Northern Ireland Pol Rebuked for ‘Bomb Israel’ Remark

Tale of 2 Struggles? Mural in Northern Ireland depicts struggle against British rule. A Sinn Fein councillor suggested Israel should be bombed to get it to negotiate seriously. Image by getty images
Sinn Fein distanced itself from a councilor in an Irish city who called on the United Nations to bomb Israel.
John Hearne, a councilor representing the Sinn Fein party in the southeastern city of Waterford, said in a July 18 radio interview that he believed the United Nations should start shelling Israel in a bid to end the latest Israel-Hamas conflict in the Gaza Strip.
“Well, I’d prefer if the United Nations started shelling Israel,” he told WLR FM.
Sinn Fein on Thursday distanced itself from Hearne’s remarks and noted that the United Nation is not a war-making entity.

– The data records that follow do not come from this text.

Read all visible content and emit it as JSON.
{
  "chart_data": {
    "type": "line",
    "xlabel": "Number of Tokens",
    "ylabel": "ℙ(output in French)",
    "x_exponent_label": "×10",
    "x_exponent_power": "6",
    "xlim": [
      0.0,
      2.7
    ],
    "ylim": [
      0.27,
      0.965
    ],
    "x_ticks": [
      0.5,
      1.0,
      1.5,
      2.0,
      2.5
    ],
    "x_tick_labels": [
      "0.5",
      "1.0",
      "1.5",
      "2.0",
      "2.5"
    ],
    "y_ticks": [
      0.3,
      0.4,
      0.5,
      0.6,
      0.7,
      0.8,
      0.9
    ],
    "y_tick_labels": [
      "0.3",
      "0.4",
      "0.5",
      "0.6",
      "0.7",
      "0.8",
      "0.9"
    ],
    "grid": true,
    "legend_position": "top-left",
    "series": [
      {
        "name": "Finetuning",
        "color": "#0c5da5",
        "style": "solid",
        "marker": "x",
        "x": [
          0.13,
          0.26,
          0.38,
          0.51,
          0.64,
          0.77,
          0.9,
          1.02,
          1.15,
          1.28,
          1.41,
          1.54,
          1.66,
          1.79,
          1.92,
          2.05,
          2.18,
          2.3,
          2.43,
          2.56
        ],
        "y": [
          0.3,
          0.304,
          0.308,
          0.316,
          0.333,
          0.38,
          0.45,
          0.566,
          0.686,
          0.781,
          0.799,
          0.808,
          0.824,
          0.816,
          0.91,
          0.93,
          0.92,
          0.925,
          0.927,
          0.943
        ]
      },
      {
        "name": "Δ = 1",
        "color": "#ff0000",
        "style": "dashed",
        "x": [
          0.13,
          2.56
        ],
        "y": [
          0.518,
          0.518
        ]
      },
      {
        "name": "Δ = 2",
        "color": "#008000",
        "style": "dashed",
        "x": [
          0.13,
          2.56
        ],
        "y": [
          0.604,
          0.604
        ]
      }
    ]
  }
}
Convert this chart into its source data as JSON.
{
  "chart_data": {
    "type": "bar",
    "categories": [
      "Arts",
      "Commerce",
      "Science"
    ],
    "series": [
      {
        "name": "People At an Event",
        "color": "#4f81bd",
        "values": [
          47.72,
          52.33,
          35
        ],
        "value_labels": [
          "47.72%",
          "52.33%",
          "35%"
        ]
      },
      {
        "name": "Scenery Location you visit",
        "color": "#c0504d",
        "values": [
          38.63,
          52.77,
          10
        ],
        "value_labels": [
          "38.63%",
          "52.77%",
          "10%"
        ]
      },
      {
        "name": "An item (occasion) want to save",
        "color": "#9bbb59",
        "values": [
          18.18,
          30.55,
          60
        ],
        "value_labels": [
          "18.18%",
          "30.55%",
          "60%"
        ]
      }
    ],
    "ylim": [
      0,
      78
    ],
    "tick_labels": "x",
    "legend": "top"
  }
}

“Cllr. Hearne’s comments are not reflective of Sinn Fein’s position on the situation in Gaza,” the party said in a statement. “The stated mission of the UN is to foster peace and security.”
Sinn Fein’s posture, it said, according to The Journal, an Irish news site, was to support an “inclusive peace process” and that in the current conflict “Israel must halt its assault on Gaza. The blockade must be lifted immediately. Also, the firing of rockets from Gaza into Israel must end.”
Sinn Fein, at one time associated with the Irish Republican Army, has historic ties to Palestinian groups.
Hearne cited past IRA attacks in justifying violence as a means of pressuring nations.
“You have to get them to the table,” he said. “The English were never coming to the table until Canary Wharf happened.”
The 1996 IRA bombing at Canary Wharf in London killed two people and ended a cease-fire; the sides in the Northern Ireland conflict eventually returned to the table and by 1998 had signed the Good Friday Agreement.
Hearne’s comments remained unnoticed until a Waterford-based senator from Fine Gael, another party, read them into the Irish senate’s record on Thursday.